In its report titled ‘Losing Steam: India’s Soymeal Exports Are Drying Out,’ Rabobank said that the Philippines and other Southeast Asian countries will become more reliant on Latin America to meet their growing need for soymeal as the region’s poultry, livestock, and aquaculture industries thrive on the back of rising consumer demand for these products, while India’s available soymeal for export becomes negligible and prices for Indian soymeal rise.

India has traditionally been the largest supplier of soymeal to Southeast Asia, providing 36 per cent of imports in 2008. However, as its own domestic demand has increased driven by animal protein and dairy industries and production has been constrained, Rabobank predicts that exports could dry out by 2020.

In parallel, in the past decade, Southeast Asia’s soymeal imports have doubled from six million tonnes in 2003/2004 to 13.7 million tonnes in 2013/2014, and at the current growth rate could reach 23 million tonnes by 2019/20 as the region’s consumers boost the protein in their diets.

In 2013/2014, the Philippines was one of the region’s largest importers of soymeal, purchasing 2.5 million tons overall. A lack of additional suitable land in Southeast Asia for crop production is a barrier to domestic production meeting regional growth.

Pawan Kumar, director, food and agribusiness research and advisory for Rabobank, said, “Soymeal is a vital feed commodity for the animal protein industry. The reducing role of India in soymeal trade and higher prices for Indian soymeal are already impacting trade flows globally, increasing Southeast Asia’s reliance on Latin America, and accelerating the growth of the south-south corridor faster.

“In particular, imports from Argentina and Brazil will further increase, giving bargaining power to suppliers in these countries in the absence of any other sustainable alternatives.  This important balance shift will prompt players in Southeast Asia to seek strategic options to secure supplies,” he said.

“At the current rate, India’s soymeal exports will be negligible in the next five years, and a consolidation in the Indian oilseed crushing industry can also be expected,” Kumar concluded.

In 2013 to 2014 Southeast Asia’s top soymeal importers were Indonesia (4), Vietnam (3.3), Thailand (2.7), the Philippines (2.5), and Malaysia (1.6) million tons. Overall, the region produced 2.4 million tons of soymeal domestically and imported 13.7 million tons.

A report by Rabobank released in January said that production of soybeans in South America could increase by 30 percent in the coming decade, creating an extra 20 million tons for export.

The report also highlighted that, currently, poor infrastructure and logistics are major barriers to this growth—the cost of transporting grains from farm to port in Brazil is currently the most expensive in the world, five times higher than the US.

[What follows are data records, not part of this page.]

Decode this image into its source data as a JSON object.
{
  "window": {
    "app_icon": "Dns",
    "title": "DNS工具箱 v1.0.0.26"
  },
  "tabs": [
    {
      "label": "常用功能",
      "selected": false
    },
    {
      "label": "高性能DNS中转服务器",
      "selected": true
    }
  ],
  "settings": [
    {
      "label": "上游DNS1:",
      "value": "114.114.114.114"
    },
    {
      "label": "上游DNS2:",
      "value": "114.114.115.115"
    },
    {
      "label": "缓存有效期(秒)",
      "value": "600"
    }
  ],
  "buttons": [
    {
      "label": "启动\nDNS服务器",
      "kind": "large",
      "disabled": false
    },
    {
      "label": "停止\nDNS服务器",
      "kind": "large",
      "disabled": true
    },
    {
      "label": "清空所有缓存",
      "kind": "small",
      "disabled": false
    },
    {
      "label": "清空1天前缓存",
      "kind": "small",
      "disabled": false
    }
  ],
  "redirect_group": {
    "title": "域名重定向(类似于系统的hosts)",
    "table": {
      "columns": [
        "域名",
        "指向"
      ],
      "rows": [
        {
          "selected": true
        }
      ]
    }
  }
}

Rabobank Group is an international full-range financial services provider founded on cooperative principles more than 110 years ago.

Headquartered in the Netherlands, its operations include banking, asset management, leasing, insurance and real estate services, serving 8.8 million clients in 40 countries.

As of end-2014, Rabobank had assets of 681 billion euros, net profit of 1.84 billion euros, and a core Tier-1 ratio of 13.6 percent.